A un certo punto, dopo la morte della povera Camilla (quattro decessi sospetti su otto milioni di fiale…) la vaccinazione eterologa, cioè il mix di vaccini tra prima e seconda dose, all’improvviso è diventato il Dio in terra, il sacro Graal, la pietra filosofale, la ricetta della vita eterna. E se è così, come mai non lo si è detto prima? E se è così, come mai proporla solo agli under 60? Bisognerebbe farla a tutti, dalle culle alle Rsa. E se è così, come mai due ex direttori generali di Aifa, l’agenzia del farmaco italiana, Luca Pani e Mario Melazzini, come ricordato in un paio di ottimi pezzi de “Il Foglio”, la considerano “una scelta assolutamente irrazionale con solo deboli prove a supporto, con dati ancora non sufficienti per avere un forte valore scientifico”? E se è così, come mai l’Ema, l’agenzia europea dei medicinali, ha detto che “il livello dei dati a sostegno dell’eterologa è limitato”? E se è così, come mai lo stesso Cts, il comitato tecnico scientifico nazionale, governativo per definizione, ha ammesso che “non sono stati pubblicati studi che includono un elevato numero di soggetti”? E se è così, come mai la vaccinazione eterologa va bene nonostante sia stata testata da pochissime persone e AstraZeneca non va bene anche se nella sperimentazione di fase 3 è stata provata su decine e decine di migliaia di soggetti senza alcun evento avverso, che infatti si è manifestato sulla base di milioni e milioni di dosi, esattamente come per tutti gli altri vaccini mai apparsi sulla faccia della terra? Insomma, si abbandona un rischio noto (un caso su un milione nelle seconde dosi del siero di Oxford) per un rischio del tutto ignoto, alla faccia degli strombazzamenti della comunicazione di regime?

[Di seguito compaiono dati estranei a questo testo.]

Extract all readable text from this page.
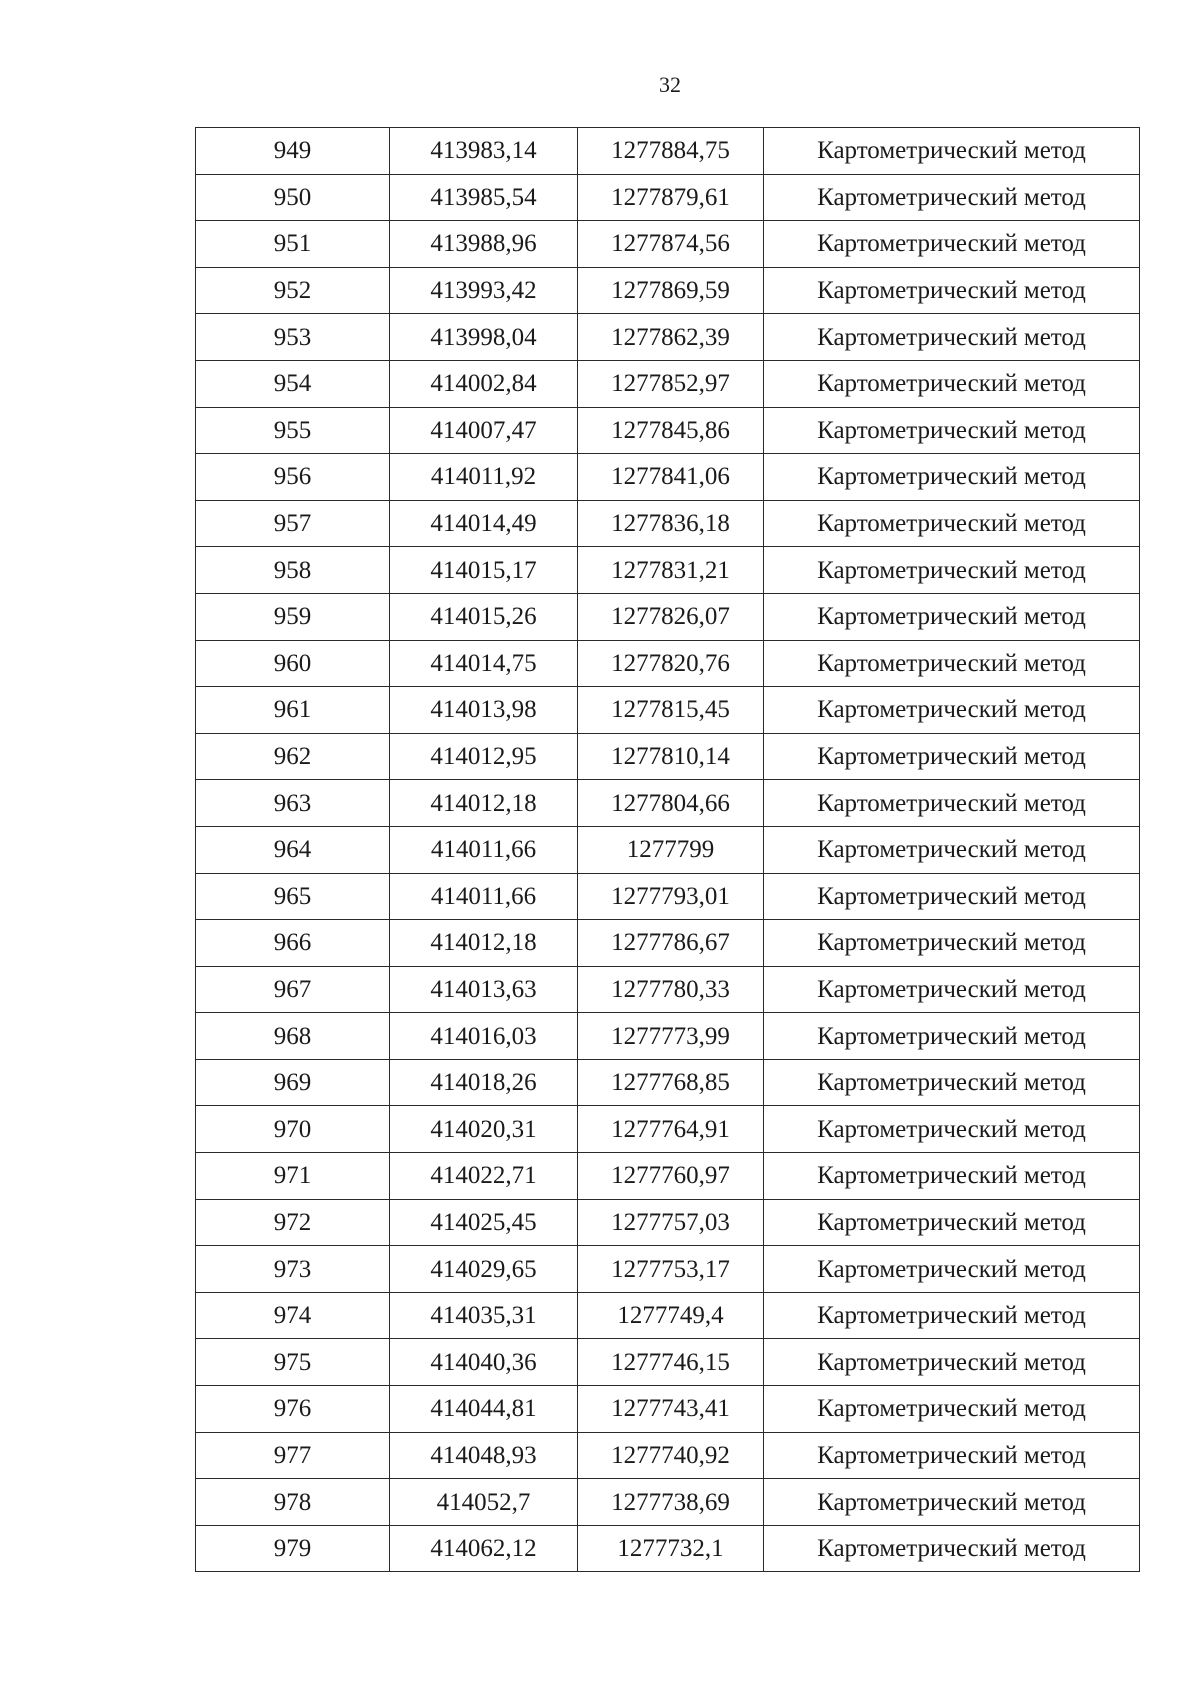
32
949	413983,14	1277884,75	Картометрический метод
950	413985,54	1277879,61	Картометрический метод
951	413988,96	1277874,56	Картометрический метод
952	413993,42	1277869,59	Картометрический метод
953	413998,04	1277862,39	Картометрический метод
954	414002,84	1277852,97	Картометрический метод
955	414007,47	1277845,86	Картометрический метод
956	414011,92	1277841,06	Картометрический метод
957	414014,49	1277836,18	Картометрический метод
958	414015,17	1277831,21	Картометрический метод
959	414015,26	1277826,07	Картометрический метод
960	414014,75	1277820,76	Картометрический метод
961	414013,98	1277815,45	Картометрический метод
962	414012,95	1277810,14	Картометрический метод
963	414012,18	1277804,66	Картометрический метод
964	414011,66	1277799	Картометрический метод
965	414011,66	1277793,01	Картометрический метод
966	414012,18	1277786,67	Картометрический метод
967	414013,63	1277780,33	Картометрический метод
968	414016,03	1277773,99	Картометрический метод
969	414018,26	1277768,85	Картометрический метод
970	414020,31	1277764,91	Картометрический метод
971	414022,71	1277760,97	Картометрический метод
972	414025,45	1277757,03	Картометрический метод
973	414029,65	1277753,17	Картометрический метод
974	414035,31	1277749,4	Картометрический метод
975	414040,36	1277746,15	Картометрический метод
976	414044,81	1277743,41	Картометрический метод
977	414048,93	1277740,92	Картометрический метод
978	414052,7	1277738,69	Картометрический метод
979	414062,12	1277732,1	Картометрический метод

Perché poi basta un attimo per fare la figura del pirla e viceversa. Guardate il caso di Boris Johnson. L’anno scorso si è preso dell’imbecille perché aveva negato fino all’ultimo la pericolosità del Covid, finendo in rianimazione e lasciandoci quasi la buccia. Poi è stato considerato il nuovo Churchill quando ha lanciato la vaccinazione a tappeto (a proposito, con il famigerato AstraZeneca…) allungando a tre mesi i richiami e privilegiando il massimo numero di prime dosi a tutti, con risultati oggettivamente straordinari. Adesso, però, stanno tornando a considerarlo un cretino, perché nei novanta giorni tra prima e seconda dose si è infilata l’infida variante indiana e infatti i contagi, visto che solo il 20% degli inglesi ha completato il ciclo, stanno disperatamente aumentando in maniera esponenziale. Ed è matematico che lo stesso succederà anche qui, se non ci sbrighiamo con i richiami.

Ma almeno Johnson ha deciso. Prima gli è andata bene, adesso gli sta andando male. Però ha deciso. E se ne è assunto la responsabilità. Non è stato a cincischiare e a fare il ragazzino e il bimbominkia sui social come i nostri leader di partito da operetta, che non è colpa mia e che è colpa sua e che io l’avevo detto e che bisogna riaprire e che no, anzi, bisogna chiudere, e che io ce l’ho più lungo degli altri.

Anche Draghi ha deciso, ammettendo il pasticcio iniziale. Magari ha fatto bene. Magari ha sbagliato tutto. Vedremo. Ma almeno ci ha messo la faccia. Non esistono vaccini a rischio zero. Basta avere l’onestà intellettuale di dirlo agli italiani, così che sappiano che un trombo, per quanto remotissimo, è sempre dietro l’angolo – una metafora della vita? - e che però possono scegliere loro, supportati da un medico onesto e competente, invece di farsi indottrinare da politici magliari che giocano a dadi con la salute della gente.